New generation of safer, more effective diabetes medicines and treatments now use long-lasting insulin analogues (a chemical compound similar to the hormone insulin) to control glucose fluctuations in the blood of the patient.

Over the past five years, three diabetes treatments have been approved: exenatide injection (injected twice a day at mealtime by people with type-2 diabetes with poor blood glucose control), pramlintide injection (as an add-on to insulin therapy to lower blood glucose spikes and food intake) and sitagliptin, saxagliptin, and linagliptin (taken once a day to release insulin over a longer period of time).

"None of these drugs are a panacea but help, in combination with each other, to customise treatment to individual needs and treat those whose diabetes cannot be controlled with conventional drugs such as metformin or glitazone used to regulate blood sugars," says Dr Ambrish Mithal, chairman, endocrinology and diabetes, Medanta - the Medicity.

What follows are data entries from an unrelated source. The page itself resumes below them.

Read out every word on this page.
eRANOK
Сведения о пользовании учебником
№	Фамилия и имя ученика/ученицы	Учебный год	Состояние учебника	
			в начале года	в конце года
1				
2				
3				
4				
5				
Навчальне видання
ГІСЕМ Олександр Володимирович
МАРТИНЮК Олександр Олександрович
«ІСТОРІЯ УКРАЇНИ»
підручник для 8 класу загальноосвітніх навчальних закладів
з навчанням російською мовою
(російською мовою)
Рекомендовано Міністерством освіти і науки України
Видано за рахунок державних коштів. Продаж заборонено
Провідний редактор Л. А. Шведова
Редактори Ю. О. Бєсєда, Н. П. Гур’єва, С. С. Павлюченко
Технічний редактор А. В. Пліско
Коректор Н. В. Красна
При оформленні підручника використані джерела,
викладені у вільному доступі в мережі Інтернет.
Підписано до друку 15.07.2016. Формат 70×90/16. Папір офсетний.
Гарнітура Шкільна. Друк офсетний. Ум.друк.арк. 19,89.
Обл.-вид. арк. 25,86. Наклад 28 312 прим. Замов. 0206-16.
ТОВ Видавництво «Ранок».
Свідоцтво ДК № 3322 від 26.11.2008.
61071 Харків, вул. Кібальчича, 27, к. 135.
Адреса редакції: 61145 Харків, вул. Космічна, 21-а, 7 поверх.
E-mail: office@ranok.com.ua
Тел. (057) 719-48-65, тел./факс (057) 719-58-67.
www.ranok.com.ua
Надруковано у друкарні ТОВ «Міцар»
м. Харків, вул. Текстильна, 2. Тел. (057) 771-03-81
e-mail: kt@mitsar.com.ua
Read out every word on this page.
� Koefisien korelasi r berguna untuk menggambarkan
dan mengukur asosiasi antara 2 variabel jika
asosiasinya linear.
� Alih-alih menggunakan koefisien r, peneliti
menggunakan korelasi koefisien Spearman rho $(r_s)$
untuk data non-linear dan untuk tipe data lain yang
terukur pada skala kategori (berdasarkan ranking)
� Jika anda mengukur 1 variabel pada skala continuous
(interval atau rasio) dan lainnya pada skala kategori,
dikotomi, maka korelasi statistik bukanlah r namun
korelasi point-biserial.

The injections - exenatide and pramlintide - also cause weight loss.

Huge market

Around 65 million people have diabetes in India, with the number expected to grow to 100 million by 2030. This makes the diabetes drug market as one of the fastest growing pharmaceutical segments in India, currently valued at around Rs 5,000 crore. It is expected to be valued at Rs 6,500 crore by 2015, an annual growth of 30%.

In the pipeline

Currently, two new classes of drugs are in the final stages of getting Drug Controller General of India (DCGI) approval and are expected to hit the market within six months.

Among them is a sodium-glucose co-transporter-2 (SGLT2) inhibitor called gliflozin. It is an oral medication to be taken once a day with or without meals and is used for treating type-2 diabetes.

"SGLT2 inhibitors block glucose reabsorption in the kidney, increase glucose excretion, and lower blood glucose levels," says Mithal. "These were approved in the US and EU in 2013. Insulin degludec, an ultra-long-acting basal insulin, is the other. It's a convenient option for people who need flexibility in adhering to an insulin regimen for reasons such as frequent travel," says Mithal.

New developments

Globally, drug development is moving at a break-neck speed. Ongoing research has the potential of keeping diabetes at bay for a long duration.

Salk's Gene Expression Lab announcing earlier this year that injecting the protein FGF1 restored the blood sugar levels to within normal range for more than two days without side effects.

Sustained treatment with the protein didn't just keep blood sugar under control, but also reversed insulin insensitivity, the underlying physiological cause of diabetes without side effects, report researchers in the acclaimed science journal Nature.

"Since type-2 diabetes is progressive, therapies need to be changed often as it may lose its effectiveness over time. For example, some people with type-2 diabetes start with oral medications, and then move to insulin for more control," says Dr Sujeet Jha, head of endocrinology at Max Super Speciality Saket, New Delhi.

"Prevention, which includes a healthy diet and physical activity, is the way ahead, but it requires effort. The choices are there; we just have to nudge people towards choosing right," says Mithal.